Zen of Venn — Static Versus Dynamic Analysis
Updated: Jul 15, 2020
Cylidify's core tenants feature "balance", "compromise", and "convergence" which are all aspects of a Venn diagram. A Venn with each region's scope, size, and the intersections can be helpful to understand a challenge (or "opportunity") and illustrate the benefits of your plans and investments. In this post, we'll explore static versus dynamic analysis with a focus on their Venn (mostly the intersection).
Synopsis has a created a good illustration of each approach, but basically you are analyzing something either:
Static; not operating or dormant, so architecture, design, code, or a documented process/practice. See also SAST or Black-box approaches. - OR -
Dynamic; operating or at run-time, so systems, solutions, applications, or a process/practice as they execute. See also DAST or White-box approaches.

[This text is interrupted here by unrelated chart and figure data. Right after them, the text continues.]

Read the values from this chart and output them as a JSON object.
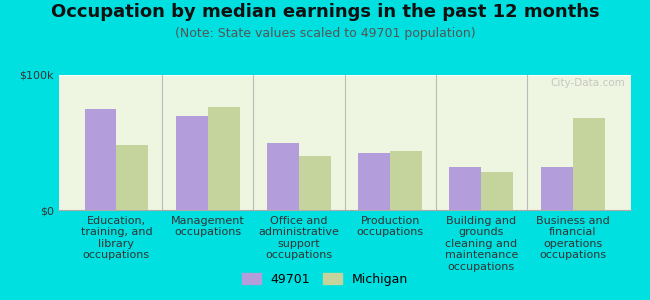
{
  "title": "Occupation by median earnings in the past 12 months",
  "subtitle": "(Note: State values scaled to 49701 population)",
  "background_color": "#00e0e0",
  "plot_bg_color": "#eef5e0",
  "categories": [
    "Education,\ntraining, and\nlibrary\noccupations",
    "Management\noccupations",
    "Office and\nadministrative\nsupport\noccupations",
    "Production\noccupations",
    "Building and\ngrounds\ncleaning and\nmaintenance\noccupations",
    "Business and\nfinancial\noperations\noccupations"
  ],
  "values_49701": [
    75000,
    70000,
    50000,
    42000,
    32000,
    32000
  ],
  "values_michigan": [
    48000,
    76000,
    40000,
    44000,
    28000,
    68000
  ],
  "color_49701": "#b39ddb",
  "color_michigan": "#c5d49d",
  "ylim": [
    0,
    100000
  ],
  "yticks": [
    0,
    100000
  ],
  "ytick_labels": [
    "$0",
    "$100k"
  ],
  "legend_labels": [
    "49701",
    "Michigan"
  ],
  "watermark": "City-Data.com",
  "bar_width": 0.35,
  "title_fontsize": 13,
  "subtitle_fontsize": 9,
  "tick_fontsize": 8,
  "legend_fontsize": 9
}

For development, we recommend an emphasis on dynamic analysis. This depends on your stack and deployments, but it's been generally trending toward dynamic. Especially true as DevOps proliferates, with components and services being integrated (late bindings) and scaled to form solutions - common in software or platform "as a Service" and "cloud" approaches, and the norm in public clouds. In SaaS and cloud, deployments and configurations are very dynamic which increases the value of a similar style of evaluation. This is not to say that static analysis isn't valuable, but rather less so in the balancing with dynamic analysis in most modern scenarios. You must still do static analysis of components and applications! Static code analysis (SCA) via tools (see list in references below) should be part of any Security Development Lifecycle (SDL). Static analysis can start earlier in an SDL/SDLC and reduces the risk of components as they move through dynamic analysis and into production.

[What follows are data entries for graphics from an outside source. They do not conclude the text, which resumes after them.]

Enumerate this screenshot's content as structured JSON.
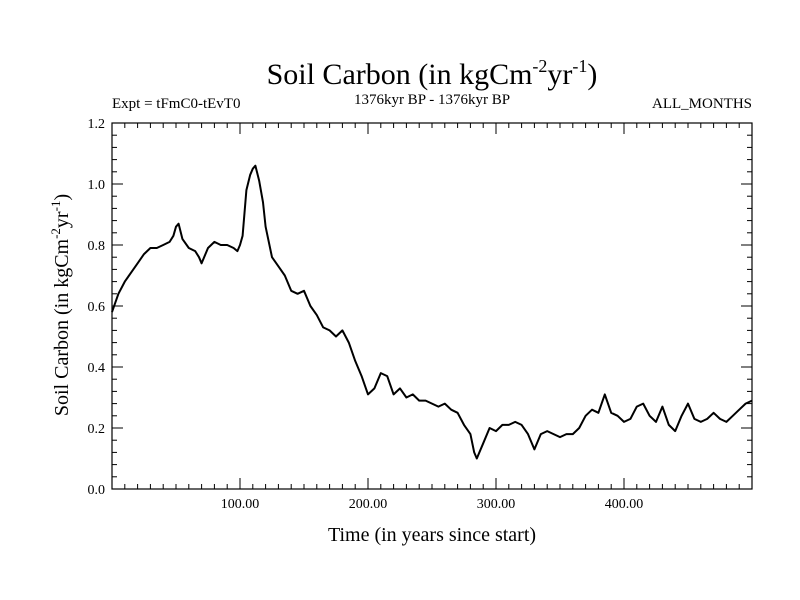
{
  "chart_data": {
    "type": "line",
    "title": {
      "prefix": "Soil Carbon (in kgCm",
      "exp1": "-2",
      "mid": "yr",
      "exp2": "-1",
      "suffix": ")"
    },
    "subtitle_left": "Expt = tFmC0-tEvT0",
    "subtitle_center": "1376kyr BP - 1376kyr BP",
    "subtitle_right": "ALL_MONTHS",
    "xlabel": "Time (in years since start)",
    "ylabel": {
      "prefix": "Soil Carbon (in kgCm",
      "exp1": "-2",
      "mid": "yr",
      "exp2": "-1",
      "suffix": ")"
    },
    "xlim": [
      0,
      500
    ],
    "ylim": [
      0,
      1.2
    ],
    "x_ticks": [
      100,
      200,
      300,
      400
    ],
    "x_tick_labels": [
      "100.00",
      "200.00",
      "300.00",
      "400.00"
    ],
    "y_ticks": [
      0,
      0.2,
      0.4,
      0.6,
      0.8,
      1.0,
      1.2
    ],
    "y_tick_labels": [
      "0.0",
      "0.2",
      "0.4",
      "0.6",
      "0.8",
      "1.0",
      "1.2"
    ],
    "series": [
      {
        "name": "Soil Carbon",
        "color": "#000000",
        "x": [
          0,
          5,
          10,
          15,
          20,
          25,
          30,
          35,
          40,
          45,
          48,
          50,
          52,
          55,
          60,
          65,
          68,
          70,
          75,
          80,
          85,
          90,
          95,
          98,
          100,
          102,
          105,
          108,
          110,
          112,
          115,
          118,
          120,
          125,
          130,
          135,
          140,
          145,
          150,
          155,
          160,
          165,
          170,
          175,
          180,
          185,
          190,
          195,
          200,
          205,
          210,
          215,
          220,
          225,
          230,
          235,
          240,
          245,
          250,
          255,
          260,
          265,
          270,
          275,
          280,
          283,
          285,
          290,
          295,
          300,
          305,
          310,
          315,
          320,
          325,
          330,
          335,
          340,
          345,
          350,
          355,
          360,
          365,
          370,
          375,
          380,
          385,
          390,
          395,
          400,
          405,
          410,
          415,
          420,
          425,
          430,
          435,
          440,
          445,
          450,
          455,
          460,
          465,
          470,
          475,
          480,
          485,
          490,
          495,
          500
        ],
        "values": [
          0.58,
          0.64,
          0.68,
          0.71,
          0.74,
          0.77,
          0.79,
          0.79,
          0.8,
          0.81,
          0.83,
          0.86,
          0.87,
          0.82,
          0.79,
          0.78,
          0.76,
          0.74,
          0.79,
          0.81,
          0.8,
          0.8,
          0.79,
          0.78,
          0.8,
          0.83,
          0.98,
          1.03,
          1.05,
          1.06,
          1.01,
          0.94,
          0.86,
          0.76,
          0.73,
          0.7,
          0.65,
          0.64,
          0.65,
          0.6,
          0.57,
          0.53,
          0.52,
          0.5,
          0.52,
          0.48,
          0.42,
          0.37,
          0.31,
          0.33,
          0.38,
          0.37,
          0.31,
          0.33,
          0.3,
          0.31,
          0.29,
          0.29,
          0.28,
          0.27,
          0.28,
          0.26,
          0.25,
          0.21,
          0.18,
          0.12,
          0.1,
          0.15,
          0.2,
          0.19,
          0.21,
          0.21,
          0.22,
          0.21,
          0.18,
          0.13,
          0.18,
          0.19,
          0.18,
          0.17,
          0.18,
          0.18,
          0.2,
          0.24,
          0.26,
          0.25,
          0.31,
          0.25,
          0.24,
          0.22,
          0.23,
          0.27,
          0.28,
          0.24,
          0.22,
          0.27,
          0.21,
          0.19,
          0.24,
          0.28,
          0.23,
          0.22,
          0.23,
          0.25,
          0.23,
          0.22,
          0.24,
          0.26,
          0.28,
          0.29
        ]
      }
    ]
  }
}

So, lean your investments toward dynamic analysis as needed while keeping the following in mind:
Left-shifting dynamic analysis as early as possible in your SDL narrowing the gap to static analysis and creating a more seamless transition.

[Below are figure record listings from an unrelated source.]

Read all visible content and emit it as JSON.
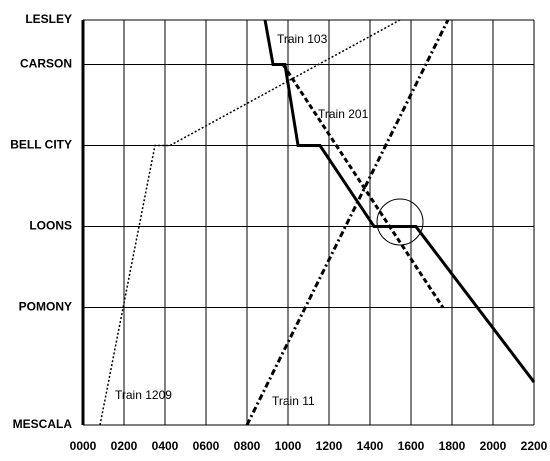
{
  "chart_data": {
    "type": "line",
    "xlim": [
      0,
      22
    ],
    "xticks": [
      {
        "value": 0,
        "label": "0000"
      },
      {
        "value": 2,
        "label": "0200"
      },
      {
        "value": 4,
        "label": "0400"
      },
      {
        "value": 6,
        "label": "0600"
      },
      {
        "value": 8,
        "label": "0800"
      },
      {
        "value": 10,
        "label": "1000"
      },
      {
        "value": 12,
        "label": "1200"
      },
      {
        "value": 14,
        "label": "1400"
      },
      {
        "value": 16,
        "label": "1600"
      },
      {
        "value": 18,
        "label": "1800"
      },
      {
        "value": 20,
        "label": "2000"
      },
      {
        "value": 22,
        "label": "2200"
      }
    ],
    "ylim": [
      0,
      100
    ],
    "yticks": [
      {
        "value": 100,
        "label": "LESLEY"
      },
      {
        "value": 89,
        "label": "CARSON"
      },
      {
        "value": 69,
        "label": "BELL CITY"
      },
      {
        "value": 49,
        "label": "LOONS"
      },
      {
        "value": 29,
        "label": "POMONY"
      },
      {
        "value": 0,
        "label": "MESCALA"
      }
    ],
    "grid": true,
    "series": [
      {
        "name": "Train 103",
        "color": "#000000",
        "style": "solid",
        "x": [
          8.88,
          9.27,
          9.85,
          10.49,
          11.56,
          14.2,
          16.24,
          22
        ],
        "values": [
          100,
          89,
          89,
          69,
          69,
          49,
          49,
          10.6
        ]
      },
      {
        "name": "Train 201",
        "color": "#000000",
        "style": "dashed",
        "x": [
          9.76,
          17.56
        ],
        "values": [
          89,
          29
        ]
      },
      {
        "name": "Train 11",
        "color": "#000000",
        "style": "dashdot",
        "x": [
          8,
          17.8
        ],
        "values": [
          0,
          100
        ]
      },
      {
        "name": "Train 1209",
        "color": "#000000",
        "style": "dotted",
        "x": [
          0.83,
          3.51,
          4.24,
          15.46
        ],
        "values": [
          0,
          69,
          69,
          100
        ]
      }
    ]
  }
}
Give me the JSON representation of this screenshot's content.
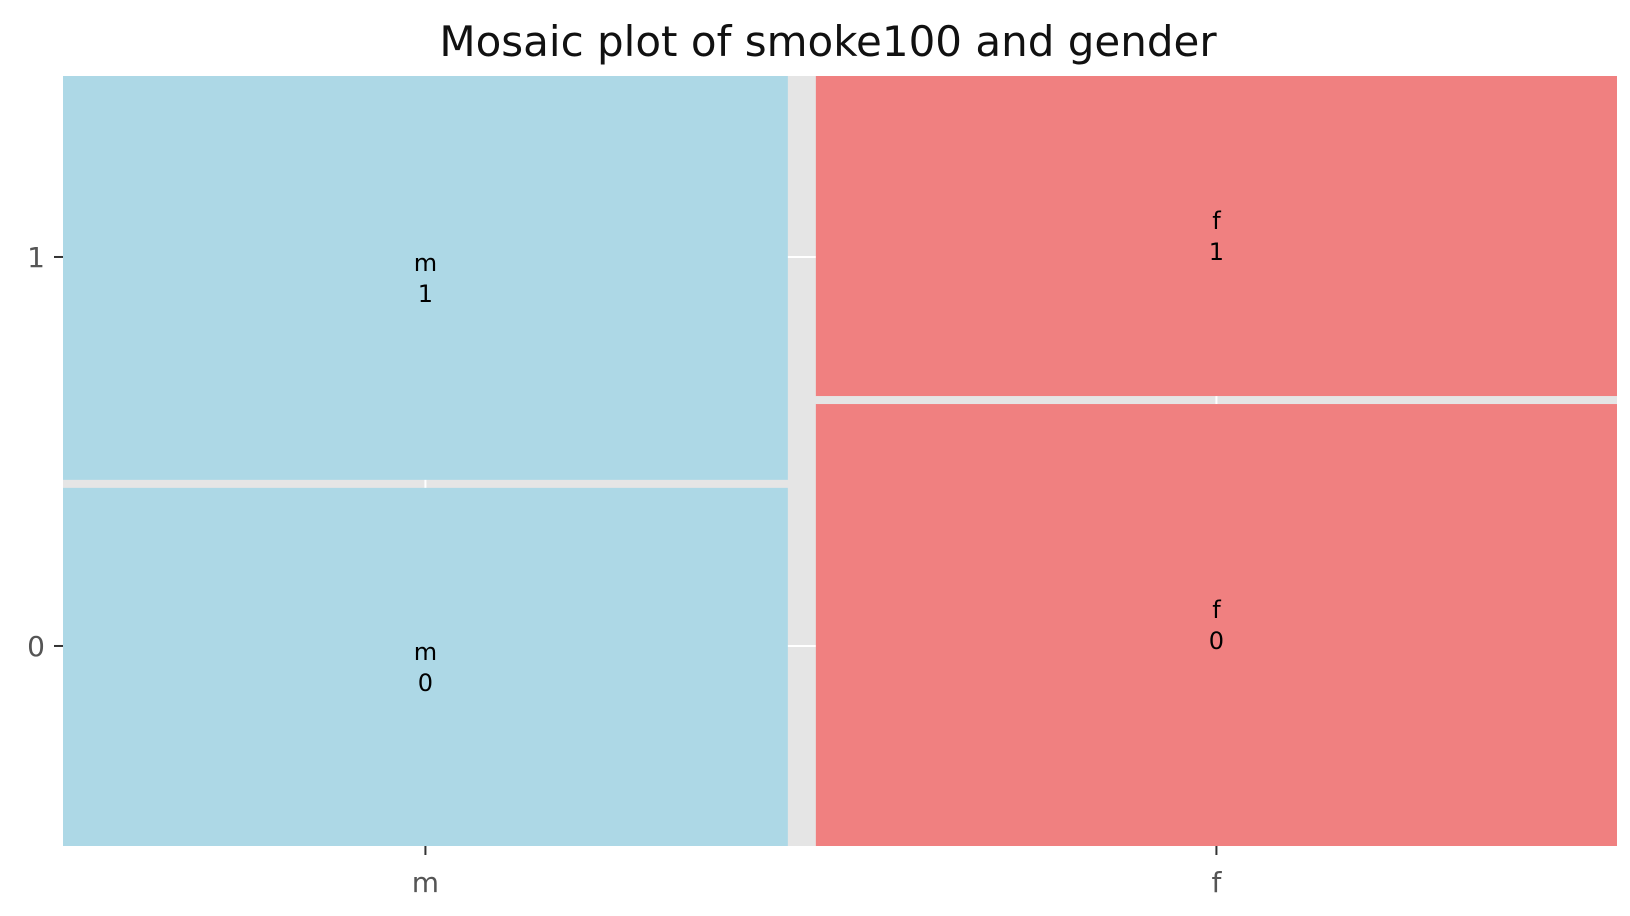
{
  "chart_data": {
    "type": "mosaic",
    "title": "Mosaic plot of smoke100 and gender",
    "xlabel": "",
    "ylabel": "",
    "x_categories": [
      "m",
      "f"
    ],
    "y_categories": [
      "0",
      "1"
    ],
    "x_proportions": [
      0.475,
      0.525
    ],
    "conditional_proportions": [
      {
        "x": "m",
        "values": {
          "0": 0.47,
          "1": 0.53
        }
      },
      {
        "x": "f",
        "values": {
          "0": 0.58,
          "1": 0.42
        }
      }
    ],
    "cells": [
      {
        "x": "m",
        "y": "0",
        "label": "m\n0",
        "color": "#add8e6"
      },
      {
        "x": "m",
        "y": "1",
        "label": "m\n1",
        "color": "#add8e6"
      },
      {
        "x": "f",
        "y": "0",
        "label": "f\n0",
        "color": "#f08080"
      },
      {
        "x": "f",
        "y": "1",
        "label": "f\n1",
        "color": "#f08080"
      }
    ],
    "grid": true,
    "background_color": "#e5e5e5",
    "grid_color": "#ffffff"
  }
}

Document and use a separate a "fix" bar and time periods for static and dynamic analysis findings. For example, Static: fix all high or critical issues within weeks, triage mediums (more demoting), and suppress low or informational. Dynamic: fix or mitigate all high or critical issues within days, triage mediums (more promotion), and filter low or informational with backlogging of lows. Also, have a discrete, documented, and proven mechanism for deploying security "patches".
Do dynamic analysis regression passes and port/endpoint scanning when environments, deployments, integrations, configurations, or external controls change (e.g. perimeter/firewall, accesses, etc.).
Stay current, agile, and ready for opportunities to add value through emerging analysis approaches such as: automated or "AI" via active monitoring and alerting/action tools (a super-set of dynamic analysis which has improving capability and value), Run-time Application Self-Protection (RASP), Interactive Application Security Testing (IAST), and steadily left-shifting offensive security techniques.
Remember — this is a balancing exercise, so these approaches are complimentary or "in addition to" versus "instead of" each other.
One of the high value practices Cylidify recommends and helps organizations implement is Threat Modeling. This is a long-standing, but evolving practice that forms the Venn intersection and effective transition point between static and dynamic analysis. Threat Modeling relies on a diagram of the system to statically define the components, data, interactions, and controls, but shifts to dynamic in the modeling, analysis, or gamification aspects. Stay tuned for future posts on Threat Modeling, but in the meantime you can peruse materials from Adam Shostack: Threat Modeling book, LinkedIn learning, and EoP game.
The above all lean toward security, but there are choices that lean toward code quality and style: Resharper, StyleCop, FxCop, etc.